Still, this is kind of an odd choice, I think, because…
You can’t see the interior when you pull up to the ramp, because it appears to be hundreds of meters away, off by the runway and far, far away from the building.
And, yup, that’s the ramp, below, hundreds of meters away from the terminal…so that’s why that terminal looks like a bus station…!
Because, when taxi up to this ramp, at the number 2 ramp in this case, you enter by the painted number and circle around – then wait for stairs and buses to come meet your aircraft and shuttle your passengers to and from the a/c.
An odd story behind this terminal building, too. Seems a nearby airport was building a new terminal (all those EU subsidies, don’t you know), and rather than send it to the recycling bin the owners of this airport contracted to rebuild the old one here. And this one looks a whole lot like the real one in Radom. An A+ job, as a matter of fact!
So, off to our third airport today, named after the trade union Solidarity.
Another big, sprawling airport with a series of commercial hangers and a very nice terminal building, and this one has no jetways, so it’s walk or take the shuttle bus.
Again, lot’s of hangers for maintenance or cargo OPS included.
And good radio facilities modeled, as well.
The terminal entry is detailed, well, more than detailed. Kind of neat looking, too, but you’ll never see it from the ramps…you’ve got to go looking for it.
And, there it is, below, with the HDR textures really shining here.
And now, on to our last airport in this second volume of Polish airports, and this one also, at first glance, appears to be nothing more than an old, abandoned military airfield.
There are lots of hardened shelters for Mig-17 sized aircraft here, and, behind protective berms, old ordnance depots abound…
Then, once again, off in a far off corner you’ll stumble upon a small passenger terminal.
Complete with a Mig-17 out front! – and this model appears to be an extremely accurate reproduction of the real facility, right down to ramp lighting and walkways.
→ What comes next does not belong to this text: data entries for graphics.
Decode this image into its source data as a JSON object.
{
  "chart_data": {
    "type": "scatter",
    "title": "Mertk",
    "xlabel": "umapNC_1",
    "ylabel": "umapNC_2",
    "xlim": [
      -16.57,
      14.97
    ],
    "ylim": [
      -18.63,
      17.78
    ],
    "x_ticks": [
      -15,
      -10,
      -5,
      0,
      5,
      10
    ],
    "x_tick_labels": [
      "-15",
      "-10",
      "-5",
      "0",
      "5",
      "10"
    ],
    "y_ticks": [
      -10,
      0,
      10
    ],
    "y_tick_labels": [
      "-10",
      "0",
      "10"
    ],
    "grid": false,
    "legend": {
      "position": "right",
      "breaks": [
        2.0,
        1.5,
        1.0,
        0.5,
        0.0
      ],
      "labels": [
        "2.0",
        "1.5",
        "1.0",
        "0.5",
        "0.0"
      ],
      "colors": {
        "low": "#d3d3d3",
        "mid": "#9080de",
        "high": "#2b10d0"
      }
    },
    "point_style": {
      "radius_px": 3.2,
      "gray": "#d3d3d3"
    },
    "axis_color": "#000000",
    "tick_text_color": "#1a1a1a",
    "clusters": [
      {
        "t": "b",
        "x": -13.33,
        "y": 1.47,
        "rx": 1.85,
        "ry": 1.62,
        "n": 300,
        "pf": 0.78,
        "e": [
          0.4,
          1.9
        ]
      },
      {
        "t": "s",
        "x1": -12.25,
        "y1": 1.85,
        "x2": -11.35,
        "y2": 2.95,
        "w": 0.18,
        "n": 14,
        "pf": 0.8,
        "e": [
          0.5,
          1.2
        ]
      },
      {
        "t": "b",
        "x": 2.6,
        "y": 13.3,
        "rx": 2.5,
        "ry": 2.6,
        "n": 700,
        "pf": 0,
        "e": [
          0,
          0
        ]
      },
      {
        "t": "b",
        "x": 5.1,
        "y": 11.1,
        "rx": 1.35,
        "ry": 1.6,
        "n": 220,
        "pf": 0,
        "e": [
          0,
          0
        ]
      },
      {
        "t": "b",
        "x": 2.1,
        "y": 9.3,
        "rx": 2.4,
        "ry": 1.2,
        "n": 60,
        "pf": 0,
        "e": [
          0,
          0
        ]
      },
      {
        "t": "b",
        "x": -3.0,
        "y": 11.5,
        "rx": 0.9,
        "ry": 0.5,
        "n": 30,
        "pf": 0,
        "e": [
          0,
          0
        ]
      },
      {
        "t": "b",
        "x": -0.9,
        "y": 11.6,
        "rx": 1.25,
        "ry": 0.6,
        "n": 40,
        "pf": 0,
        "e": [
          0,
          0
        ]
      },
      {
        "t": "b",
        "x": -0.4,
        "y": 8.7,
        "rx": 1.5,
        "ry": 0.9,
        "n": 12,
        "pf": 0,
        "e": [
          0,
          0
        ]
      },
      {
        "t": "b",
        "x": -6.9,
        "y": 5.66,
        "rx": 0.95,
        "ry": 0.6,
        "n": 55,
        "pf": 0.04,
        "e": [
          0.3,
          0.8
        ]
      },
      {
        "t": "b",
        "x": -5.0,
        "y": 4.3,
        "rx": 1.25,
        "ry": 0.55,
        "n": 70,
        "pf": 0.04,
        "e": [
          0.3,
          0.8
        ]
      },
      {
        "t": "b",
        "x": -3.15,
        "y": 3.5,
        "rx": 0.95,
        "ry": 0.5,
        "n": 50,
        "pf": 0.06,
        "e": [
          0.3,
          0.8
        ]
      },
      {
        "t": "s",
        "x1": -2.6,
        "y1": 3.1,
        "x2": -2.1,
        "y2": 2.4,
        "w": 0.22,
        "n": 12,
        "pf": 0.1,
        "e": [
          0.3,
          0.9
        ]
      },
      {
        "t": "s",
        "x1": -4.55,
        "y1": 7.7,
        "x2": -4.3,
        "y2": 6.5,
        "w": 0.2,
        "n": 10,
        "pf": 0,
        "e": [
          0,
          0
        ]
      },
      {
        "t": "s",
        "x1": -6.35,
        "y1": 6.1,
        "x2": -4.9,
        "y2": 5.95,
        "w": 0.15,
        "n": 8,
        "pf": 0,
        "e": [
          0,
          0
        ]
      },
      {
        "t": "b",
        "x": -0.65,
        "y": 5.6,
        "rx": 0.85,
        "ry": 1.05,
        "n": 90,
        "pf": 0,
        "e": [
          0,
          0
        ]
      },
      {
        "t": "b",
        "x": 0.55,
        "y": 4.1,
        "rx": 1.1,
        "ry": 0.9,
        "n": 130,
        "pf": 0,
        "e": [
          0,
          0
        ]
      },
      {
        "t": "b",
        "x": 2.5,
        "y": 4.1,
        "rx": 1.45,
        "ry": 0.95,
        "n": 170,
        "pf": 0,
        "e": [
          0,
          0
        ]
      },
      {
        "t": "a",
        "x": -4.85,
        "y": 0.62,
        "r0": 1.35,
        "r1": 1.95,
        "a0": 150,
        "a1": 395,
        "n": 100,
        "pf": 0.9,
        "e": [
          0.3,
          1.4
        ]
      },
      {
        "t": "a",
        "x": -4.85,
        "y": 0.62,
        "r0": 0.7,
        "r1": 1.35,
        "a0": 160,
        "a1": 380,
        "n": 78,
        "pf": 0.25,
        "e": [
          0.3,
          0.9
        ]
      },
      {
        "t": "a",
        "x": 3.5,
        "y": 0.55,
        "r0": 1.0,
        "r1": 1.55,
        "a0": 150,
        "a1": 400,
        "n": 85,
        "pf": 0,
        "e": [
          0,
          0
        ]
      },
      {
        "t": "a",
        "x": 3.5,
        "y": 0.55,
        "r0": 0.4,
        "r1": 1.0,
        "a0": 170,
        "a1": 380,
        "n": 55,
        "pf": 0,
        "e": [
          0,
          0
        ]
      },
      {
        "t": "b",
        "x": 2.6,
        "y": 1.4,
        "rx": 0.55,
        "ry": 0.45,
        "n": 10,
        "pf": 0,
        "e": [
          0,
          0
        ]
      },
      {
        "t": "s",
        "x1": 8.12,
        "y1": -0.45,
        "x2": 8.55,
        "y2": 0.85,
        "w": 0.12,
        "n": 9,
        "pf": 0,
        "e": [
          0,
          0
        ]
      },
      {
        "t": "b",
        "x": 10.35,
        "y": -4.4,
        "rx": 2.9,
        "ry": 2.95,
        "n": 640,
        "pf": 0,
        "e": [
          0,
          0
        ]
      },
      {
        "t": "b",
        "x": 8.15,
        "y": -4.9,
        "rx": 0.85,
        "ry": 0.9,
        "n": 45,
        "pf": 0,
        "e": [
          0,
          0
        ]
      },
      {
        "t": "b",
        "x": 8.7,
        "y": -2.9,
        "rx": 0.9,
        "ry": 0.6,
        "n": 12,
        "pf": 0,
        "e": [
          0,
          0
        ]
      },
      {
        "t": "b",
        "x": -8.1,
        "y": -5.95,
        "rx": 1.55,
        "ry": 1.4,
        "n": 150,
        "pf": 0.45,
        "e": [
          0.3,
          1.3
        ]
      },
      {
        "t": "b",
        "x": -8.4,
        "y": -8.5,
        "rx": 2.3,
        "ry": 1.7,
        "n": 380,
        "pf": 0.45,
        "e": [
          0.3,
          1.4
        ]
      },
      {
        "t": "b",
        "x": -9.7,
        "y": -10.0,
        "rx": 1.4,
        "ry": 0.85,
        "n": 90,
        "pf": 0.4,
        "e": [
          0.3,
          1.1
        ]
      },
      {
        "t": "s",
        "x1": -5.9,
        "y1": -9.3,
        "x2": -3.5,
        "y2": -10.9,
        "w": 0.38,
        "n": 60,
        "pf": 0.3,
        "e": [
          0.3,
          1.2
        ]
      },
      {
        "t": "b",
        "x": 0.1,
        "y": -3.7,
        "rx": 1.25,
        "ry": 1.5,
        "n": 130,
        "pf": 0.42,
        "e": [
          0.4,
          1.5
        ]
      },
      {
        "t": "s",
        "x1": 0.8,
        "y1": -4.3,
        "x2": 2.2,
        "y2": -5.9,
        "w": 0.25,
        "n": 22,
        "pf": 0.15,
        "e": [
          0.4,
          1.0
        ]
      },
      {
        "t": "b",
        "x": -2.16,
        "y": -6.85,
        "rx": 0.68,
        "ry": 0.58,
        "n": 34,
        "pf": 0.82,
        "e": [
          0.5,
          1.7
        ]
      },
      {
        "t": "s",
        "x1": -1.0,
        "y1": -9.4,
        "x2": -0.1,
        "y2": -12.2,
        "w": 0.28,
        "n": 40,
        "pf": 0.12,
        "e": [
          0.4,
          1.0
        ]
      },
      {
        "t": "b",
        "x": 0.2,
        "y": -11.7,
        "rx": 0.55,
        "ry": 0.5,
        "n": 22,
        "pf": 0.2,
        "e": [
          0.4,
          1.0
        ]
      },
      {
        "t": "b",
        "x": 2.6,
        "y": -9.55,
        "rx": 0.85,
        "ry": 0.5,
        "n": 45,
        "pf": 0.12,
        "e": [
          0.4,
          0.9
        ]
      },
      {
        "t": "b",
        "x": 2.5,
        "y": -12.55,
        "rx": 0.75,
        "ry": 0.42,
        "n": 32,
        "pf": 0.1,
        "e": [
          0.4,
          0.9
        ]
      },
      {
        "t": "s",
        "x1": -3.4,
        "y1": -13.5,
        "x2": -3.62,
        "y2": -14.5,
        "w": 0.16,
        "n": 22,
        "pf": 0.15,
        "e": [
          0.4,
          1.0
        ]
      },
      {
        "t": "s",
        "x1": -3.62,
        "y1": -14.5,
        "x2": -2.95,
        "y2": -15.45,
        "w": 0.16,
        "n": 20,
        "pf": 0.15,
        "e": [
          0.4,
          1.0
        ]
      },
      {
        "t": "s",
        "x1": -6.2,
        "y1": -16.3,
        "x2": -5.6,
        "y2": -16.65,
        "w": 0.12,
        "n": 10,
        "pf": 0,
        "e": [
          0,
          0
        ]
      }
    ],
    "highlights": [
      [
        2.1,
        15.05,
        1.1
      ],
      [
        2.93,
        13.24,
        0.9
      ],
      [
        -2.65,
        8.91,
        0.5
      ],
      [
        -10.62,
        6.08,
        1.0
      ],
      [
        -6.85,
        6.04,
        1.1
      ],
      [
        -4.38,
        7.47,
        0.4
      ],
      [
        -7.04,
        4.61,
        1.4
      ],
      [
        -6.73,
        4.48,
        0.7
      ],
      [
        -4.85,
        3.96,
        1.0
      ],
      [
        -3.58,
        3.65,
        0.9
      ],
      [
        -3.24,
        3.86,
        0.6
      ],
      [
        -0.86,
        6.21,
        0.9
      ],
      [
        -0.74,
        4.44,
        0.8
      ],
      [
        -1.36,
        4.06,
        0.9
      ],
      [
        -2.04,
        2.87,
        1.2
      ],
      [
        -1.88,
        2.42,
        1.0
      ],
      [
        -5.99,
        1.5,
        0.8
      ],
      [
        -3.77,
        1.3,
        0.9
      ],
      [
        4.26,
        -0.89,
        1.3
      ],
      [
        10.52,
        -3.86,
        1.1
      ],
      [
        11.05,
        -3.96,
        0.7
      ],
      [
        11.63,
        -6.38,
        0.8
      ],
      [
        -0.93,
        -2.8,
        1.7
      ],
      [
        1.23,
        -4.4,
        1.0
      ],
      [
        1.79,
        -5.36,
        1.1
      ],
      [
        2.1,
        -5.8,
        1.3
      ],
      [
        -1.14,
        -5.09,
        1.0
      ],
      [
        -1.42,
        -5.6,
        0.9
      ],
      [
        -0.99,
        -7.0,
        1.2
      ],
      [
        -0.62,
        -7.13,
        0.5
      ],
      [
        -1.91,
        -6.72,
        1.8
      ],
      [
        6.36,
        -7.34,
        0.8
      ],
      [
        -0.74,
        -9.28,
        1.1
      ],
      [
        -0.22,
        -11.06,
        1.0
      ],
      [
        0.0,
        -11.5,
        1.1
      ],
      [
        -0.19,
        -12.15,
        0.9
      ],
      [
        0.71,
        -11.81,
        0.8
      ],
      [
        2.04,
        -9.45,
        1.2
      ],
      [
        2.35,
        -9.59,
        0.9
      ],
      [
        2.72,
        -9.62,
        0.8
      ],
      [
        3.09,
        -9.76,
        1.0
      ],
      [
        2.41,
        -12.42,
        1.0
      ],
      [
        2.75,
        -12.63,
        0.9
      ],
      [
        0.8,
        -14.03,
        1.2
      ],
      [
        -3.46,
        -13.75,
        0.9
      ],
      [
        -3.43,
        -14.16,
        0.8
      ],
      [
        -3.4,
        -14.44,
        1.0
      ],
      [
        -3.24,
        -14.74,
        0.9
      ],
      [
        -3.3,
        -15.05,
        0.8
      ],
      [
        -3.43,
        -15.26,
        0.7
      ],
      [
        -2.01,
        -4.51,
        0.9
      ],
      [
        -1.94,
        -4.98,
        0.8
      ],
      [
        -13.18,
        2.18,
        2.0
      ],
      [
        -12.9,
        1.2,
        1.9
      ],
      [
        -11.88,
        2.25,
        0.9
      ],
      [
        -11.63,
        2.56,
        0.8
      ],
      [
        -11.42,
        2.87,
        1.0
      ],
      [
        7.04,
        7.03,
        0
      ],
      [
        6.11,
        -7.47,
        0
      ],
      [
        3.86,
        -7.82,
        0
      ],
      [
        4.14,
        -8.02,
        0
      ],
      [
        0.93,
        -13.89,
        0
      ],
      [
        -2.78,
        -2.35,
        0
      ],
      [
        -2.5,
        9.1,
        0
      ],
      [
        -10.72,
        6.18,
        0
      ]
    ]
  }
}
The real airport is down to limited service to EPWA Warsaw-Chopin, and by LOT, the national carrier. Smaller, low-cost carriers just couldn’t make it here on the thin margins of such a limited market.
The ramps and taxiways are rated for 737 class aircraft, however.
This facility is in western Poland, and air service has linked Gdansk and Warsaw along the natural line between these two much larger airports for decades.
So, that said, let’s wrap up todays edition with a little mapwork…
We still have three more airports to cover in volume three of DDs Polish Airports, but I think you can already see there’s a great network for flight training just waiting for you, already built and ready to go. From EPRZ in the southeast up to Gdansk on the coast, you have a nice, easy 320nmi run, or you can head over to EDDH Hamburg and call it 600+ nmi.
Want to run some air cargo for FedEx or DHL, maybe in the Carenado 208 or Thranda’s Kodiak, perhaps? Well, start at EPLB and make the 50 mile hop to EPRA, then the 60 mile jump to EPLL. Follow this with two 150 mile legs, on to EPZG and one more, to EDDP Leipzig-Halle, the main cargo facility in eastern Germany and DHLs biggest, and you’ll soon have an idea what it’s like to fly the milk run for one of these outfits. Load up, take-off and land again, load up, take off again, land and load – again, and again and again. It’s the time honored way new commercial pilots build up hours, too, so try it out, see if you can take the pressure of loading in less than fifteen minutes and being wheels up in twenty. It’s an eye-opener, and here’s the perfect route network to try it out.
We’ll see you with Vol. 3 as soon as we get the last of our boxes loaded up, then we’re off again!